At that property, there was no room for any new buildings, said Zniewski, so in 1996, when an opportunity presented itself along Highway 23 again, but in the northeast corner of town, the historical society voted to sell the old church and Pioneer House and move to the city's east end. They bought an extra lot right away to insure room for growth and moved the schoolhouse to the new site in September of 1996.

Future dreams
According to Zniewski, space is still limited at the museum, which has one insulated building, one uninsulated shed, and the schoolhouse. The museum has to be very selective about the artifacts it accepts, largely due to space limitations. "We've turned down many, many things because we don't have the building to store it," she said.

"Our big goal is to be open, instead of three months of the year, first six months and then year-round," added Zniewski. Working at the museum again this summer are Connie Williams and Kari Brady.

"It's so complete," said Williams, who is working toward a master's degree in public history at St. Cloud State University, of the museum. "I've never seen so complete (of a museum). It has every trade–blacksmith, shoe repair, photography, medicine. Nothing is left out."

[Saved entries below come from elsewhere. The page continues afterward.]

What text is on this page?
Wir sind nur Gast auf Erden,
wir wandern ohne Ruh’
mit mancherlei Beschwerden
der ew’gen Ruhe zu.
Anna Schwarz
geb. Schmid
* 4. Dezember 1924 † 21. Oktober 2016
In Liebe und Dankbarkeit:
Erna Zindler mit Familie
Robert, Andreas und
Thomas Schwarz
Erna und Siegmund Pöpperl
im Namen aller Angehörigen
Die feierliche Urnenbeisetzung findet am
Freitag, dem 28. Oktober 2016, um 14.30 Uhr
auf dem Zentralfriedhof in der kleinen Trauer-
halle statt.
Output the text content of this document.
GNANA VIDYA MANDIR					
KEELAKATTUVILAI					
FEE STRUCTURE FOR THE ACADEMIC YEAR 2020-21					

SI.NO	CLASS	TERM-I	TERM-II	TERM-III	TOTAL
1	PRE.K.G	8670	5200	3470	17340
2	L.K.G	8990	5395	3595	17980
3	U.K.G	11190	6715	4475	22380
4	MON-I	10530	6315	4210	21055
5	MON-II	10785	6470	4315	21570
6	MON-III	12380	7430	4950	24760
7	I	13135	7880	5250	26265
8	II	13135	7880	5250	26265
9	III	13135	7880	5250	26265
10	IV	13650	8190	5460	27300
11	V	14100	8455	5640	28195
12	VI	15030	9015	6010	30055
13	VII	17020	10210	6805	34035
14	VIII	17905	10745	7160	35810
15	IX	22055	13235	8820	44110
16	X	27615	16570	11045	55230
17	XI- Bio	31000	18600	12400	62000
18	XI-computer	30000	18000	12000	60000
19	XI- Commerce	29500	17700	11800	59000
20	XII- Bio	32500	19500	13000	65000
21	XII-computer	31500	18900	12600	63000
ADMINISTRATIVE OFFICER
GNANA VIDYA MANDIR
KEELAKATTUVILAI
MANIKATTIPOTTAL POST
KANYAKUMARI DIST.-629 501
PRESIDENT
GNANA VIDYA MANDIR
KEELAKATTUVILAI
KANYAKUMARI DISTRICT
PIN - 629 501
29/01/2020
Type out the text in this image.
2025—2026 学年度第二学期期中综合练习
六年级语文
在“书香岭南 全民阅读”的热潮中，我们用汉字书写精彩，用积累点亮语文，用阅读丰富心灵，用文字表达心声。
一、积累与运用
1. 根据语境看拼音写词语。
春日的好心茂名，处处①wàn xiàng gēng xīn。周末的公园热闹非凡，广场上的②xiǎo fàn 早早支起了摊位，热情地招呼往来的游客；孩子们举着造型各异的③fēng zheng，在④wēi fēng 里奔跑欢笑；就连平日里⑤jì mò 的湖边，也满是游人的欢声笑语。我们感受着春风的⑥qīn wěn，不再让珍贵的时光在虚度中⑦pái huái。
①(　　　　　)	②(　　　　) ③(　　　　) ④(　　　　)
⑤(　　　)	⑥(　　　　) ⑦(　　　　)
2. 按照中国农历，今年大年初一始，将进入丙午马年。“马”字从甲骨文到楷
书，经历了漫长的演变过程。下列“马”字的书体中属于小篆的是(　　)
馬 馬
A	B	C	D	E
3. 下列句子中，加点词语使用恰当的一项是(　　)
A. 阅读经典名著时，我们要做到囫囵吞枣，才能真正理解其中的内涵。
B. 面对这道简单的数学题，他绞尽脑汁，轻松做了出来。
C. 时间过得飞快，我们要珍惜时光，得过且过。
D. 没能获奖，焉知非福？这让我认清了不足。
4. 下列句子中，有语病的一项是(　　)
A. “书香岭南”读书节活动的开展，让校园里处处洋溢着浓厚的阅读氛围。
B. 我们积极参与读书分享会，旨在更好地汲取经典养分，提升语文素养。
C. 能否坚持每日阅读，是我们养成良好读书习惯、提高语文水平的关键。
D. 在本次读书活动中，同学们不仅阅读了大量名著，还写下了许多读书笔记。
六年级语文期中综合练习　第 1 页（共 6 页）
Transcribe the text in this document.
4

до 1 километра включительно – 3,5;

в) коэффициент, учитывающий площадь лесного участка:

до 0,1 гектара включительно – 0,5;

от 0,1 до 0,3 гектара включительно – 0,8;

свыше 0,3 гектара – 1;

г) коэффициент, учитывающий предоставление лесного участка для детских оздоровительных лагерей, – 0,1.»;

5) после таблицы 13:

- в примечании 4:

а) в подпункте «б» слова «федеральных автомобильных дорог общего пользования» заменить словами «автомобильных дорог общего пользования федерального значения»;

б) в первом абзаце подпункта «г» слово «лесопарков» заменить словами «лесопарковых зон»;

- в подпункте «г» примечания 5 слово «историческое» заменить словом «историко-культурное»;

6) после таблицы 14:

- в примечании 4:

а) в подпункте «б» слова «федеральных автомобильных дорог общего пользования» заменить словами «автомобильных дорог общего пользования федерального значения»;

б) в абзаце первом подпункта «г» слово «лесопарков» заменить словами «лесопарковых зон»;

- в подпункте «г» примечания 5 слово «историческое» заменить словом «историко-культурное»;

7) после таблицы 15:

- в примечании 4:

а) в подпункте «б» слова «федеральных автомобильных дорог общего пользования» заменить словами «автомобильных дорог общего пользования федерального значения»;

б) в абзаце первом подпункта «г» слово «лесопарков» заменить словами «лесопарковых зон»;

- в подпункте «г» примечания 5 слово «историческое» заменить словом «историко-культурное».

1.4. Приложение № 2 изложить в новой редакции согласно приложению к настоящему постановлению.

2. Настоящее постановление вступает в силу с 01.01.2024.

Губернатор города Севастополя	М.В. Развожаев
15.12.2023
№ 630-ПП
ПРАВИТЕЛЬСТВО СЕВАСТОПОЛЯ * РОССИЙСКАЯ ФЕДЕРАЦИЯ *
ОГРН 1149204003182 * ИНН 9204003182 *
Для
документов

The museum also has geneology files.

The museum is open 10 a.m. to 4 p.m. from Tuesday to Saturday, and from 1 p.m. to 4 p.m. on Sundays. Costs for tours are $2 per person or $5 per family. Membership in the historical society costs $15 per year for an individual and $25 for a family. Members can tour the museum free of charge.

The historical society is supported financially each year by the city of Paynesville and Stearns County. Last year, the state historical society gave $500. Over the years, sizable memorials and private donations have supported the project. "To run an operation like this takes money," Zniewski said.

Currently on the board of directors for the society are: Paul Bugbee, president; and directors Jack Bugbee, Doris Dodds, Ralph Fleischhacker, Vince Jenniges, Leo Louis, Ellsworth Schultz, Larry Thielen, and Gil Tritabaugh.